L’avis des libraires - 250ème chronique :

Abandonner un chat - Souvenirs de mon père

de Haruki Murakami & Emiliano Ponzi

Devoir de (tendre) mémoire


L’auteur à succès se remémore, bribe par bride, le destin de son père.


Tout commence par une réminiscence en apparence anecdotique : un père (Chiaki) et un fils (Haruki) pédalent ensemble à travers rues, dans l’idée d’abandonner au loin leur félin de compagnie. Pourquoi, comment… Le futur romancier ne se le remémore guère. Ce chat, délaissé derrière eux dans sa boîte, n’est qu’une vérité limpide au milieu des incertitudes enfantines.

L’abandon commis a pourtant une fin heureuse : les Murakami n’ont pas passé le seuil de la porte qu’ils découvrent, stupéfaits, l’animal sur le perron. Ce dernier est rentré avant eux et les accueille avec force miaulement, pas rancunier pour un sou. La joie de Chiaki est perceptible, entre admiration et soulagement. De perdre le greffier, il n’est dès lors plus question.

Mais cette escapade providentielle sera pourtant un point de départ, celui d’un parcours généalogique. Des décennies plus tard, elle permet à Haruki de remonter le fil d’une vie. Non la sienne mais celle de son père.

Murakami fils s’attache alors à ébaucher le portrait de son géniteur – figure ambigüe marquée par les guerres, tantôt violente, tantôt généreuse, professeur strict à l’âme créative, soldat par malchance et poète par essence. Ces souvenirs sont les siens mais aussi ceux qu’il a récolté. Ceux des amis de Chiaki, de sa femme Miyuki, de ses vieilles connaissances, couplés à des trouvailles effectuées dans la presse, les archives, les registres militaires. Reconstituer une histoire de famille, explorer le passé, comprendre et apprendre de cette figure patriarcale avec laquelle les relations ont souvent été complexes, indécises. Il y a de l’amour, bien sûr, ainsi qu’une indéniable pudeur des sentiments. Il y a toujours, au sein des écrits murakamiens, une extrême justesse. Le texte y est presque dépouillé, humble, privilégiant le lyrisme général d’une idée à des tournures alambiquées. On y retrouve les thèmes qui jalonnent sa bibliographie : la nature douce-amère du quotidien, la singularité d’une vie qui au fond n’est que la naissance d’une improbable succession de faits, l’idée d’être soi-même « une réalité froide et unique parmi une myriade d’évènements ». La compagnie apaisante d’un chat. La guerre et ses traumatismes. La reconstruction par la culture. Les difficultés d’une société japonaise qui ne tolère ni la singularité, ni la rébellion. Comment notre petite histoire familiale rejoint la grande Histoire de ce monde. Mais il est surtout question d’un homme que son héritier tente de comprendre, une image furtive qu’il cherche à apprivoiser.

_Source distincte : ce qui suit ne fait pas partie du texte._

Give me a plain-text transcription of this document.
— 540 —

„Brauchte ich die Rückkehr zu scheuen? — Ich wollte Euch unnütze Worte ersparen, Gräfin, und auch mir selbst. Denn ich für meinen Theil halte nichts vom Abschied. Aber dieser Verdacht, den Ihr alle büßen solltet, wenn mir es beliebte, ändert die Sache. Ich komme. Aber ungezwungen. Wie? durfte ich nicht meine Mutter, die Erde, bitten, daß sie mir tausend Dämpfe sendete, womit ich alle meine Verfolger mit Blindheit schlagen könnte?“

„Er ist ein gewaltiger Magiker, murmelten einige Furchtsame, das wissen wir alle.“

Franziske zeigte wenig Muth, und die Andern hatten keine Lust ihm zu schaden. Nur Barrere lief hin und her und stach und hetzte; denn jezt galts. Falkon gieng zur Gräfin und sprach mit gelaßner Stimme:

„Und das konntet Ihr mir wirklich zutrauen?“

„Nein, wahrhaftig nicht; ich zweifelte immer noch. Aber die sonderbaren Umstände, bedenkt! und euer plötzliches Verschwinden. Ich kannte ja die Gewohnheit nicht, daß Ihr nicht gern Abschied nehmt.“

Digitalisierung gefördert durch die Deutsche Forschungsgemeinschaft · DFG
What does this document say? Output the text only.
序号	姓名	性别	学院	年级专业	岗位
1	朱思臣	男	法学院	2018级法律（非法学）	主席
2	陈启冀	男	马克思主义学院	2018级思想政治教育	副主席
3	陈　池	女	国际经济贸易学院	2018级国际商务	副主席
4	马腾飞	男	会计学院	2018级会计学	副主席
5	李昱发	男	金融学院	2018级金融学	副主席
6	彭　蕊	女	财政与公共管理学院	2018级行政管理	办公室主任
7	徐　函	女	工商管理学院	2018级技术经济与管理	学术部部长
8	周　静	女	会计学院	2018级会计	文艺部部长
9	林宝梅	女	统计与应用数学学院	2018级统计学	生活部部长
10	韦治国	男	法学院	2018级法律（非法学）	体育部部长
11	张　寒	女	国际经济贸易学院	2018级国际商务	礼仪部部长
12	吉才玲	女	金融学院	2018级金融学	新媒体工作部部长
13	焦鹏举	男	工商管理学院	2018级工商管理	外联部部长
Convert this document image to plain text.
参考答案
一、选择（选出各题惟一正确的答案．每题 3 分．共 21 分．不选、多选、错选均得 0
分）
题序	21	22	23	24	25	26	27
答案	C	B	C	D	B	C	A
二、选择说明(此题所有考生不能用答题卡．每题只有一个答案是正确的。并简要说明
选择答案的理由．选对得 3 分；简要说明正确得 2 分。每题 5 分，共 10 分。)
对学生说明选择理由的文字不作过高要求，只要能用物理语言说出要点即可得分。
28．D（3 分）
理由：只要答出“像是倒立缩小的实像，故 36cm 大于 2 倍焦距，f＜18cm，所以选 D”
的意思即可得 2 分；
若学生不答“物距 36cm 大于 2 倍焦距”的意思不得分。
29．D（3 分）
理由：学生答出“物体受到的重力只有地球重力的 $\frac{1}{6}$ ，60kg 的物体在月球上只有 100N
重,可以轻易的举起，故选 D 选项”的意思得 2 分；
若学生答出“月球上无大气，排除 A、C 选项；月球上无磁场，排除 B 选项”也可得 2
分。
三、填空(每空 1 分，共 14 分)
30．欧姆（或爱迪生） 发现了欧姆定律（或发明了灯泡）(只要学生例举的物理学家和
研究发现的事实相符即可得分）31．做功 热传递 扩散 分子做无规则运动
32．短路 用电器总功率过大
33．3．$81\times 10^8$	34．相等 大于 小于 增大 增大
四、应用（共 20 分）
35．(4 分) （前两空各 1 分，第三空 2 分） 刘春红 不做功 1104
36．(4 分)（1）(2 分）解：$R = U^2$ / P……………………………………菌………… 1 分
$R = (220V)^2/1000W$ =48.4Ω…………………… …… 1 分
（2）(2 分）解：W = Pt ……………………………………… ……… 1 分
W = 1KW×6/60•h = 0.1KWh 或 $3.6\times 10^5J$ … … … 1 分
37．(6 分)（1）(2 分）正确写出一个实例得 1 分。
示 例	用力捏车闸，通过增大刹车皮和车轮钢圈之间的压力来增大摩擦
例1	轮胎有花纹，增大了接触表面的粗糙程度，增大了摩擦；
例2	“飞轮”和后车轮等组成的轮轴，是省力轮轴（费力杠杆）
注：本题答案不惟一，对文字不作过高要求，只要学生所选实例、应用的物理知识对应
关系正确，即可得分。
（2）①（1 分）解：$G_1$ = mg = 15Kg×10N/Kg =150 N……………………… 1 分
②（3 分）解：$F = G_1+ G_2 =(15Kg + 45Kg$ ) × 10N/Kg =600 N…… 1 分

C’est un admirable travail de maître, minutieux et magnifique, auquel s’exerce sa plume. Une matière première qu’il embellit tout en sobriété d’une multitude de détails. Cette novella, si dense et pourtant si brève, rappelle le Kintsugi, une méthode consistant à réparer des céramiques avec une poudre d’or, laquelle met en valeur ses fissures. Les imperfections confèrent alors un supplément de beauté à un objet jadis brisé, telle une relation dont on colmate les incertitudes, les souffrances et les non-dits par la grâce des mots.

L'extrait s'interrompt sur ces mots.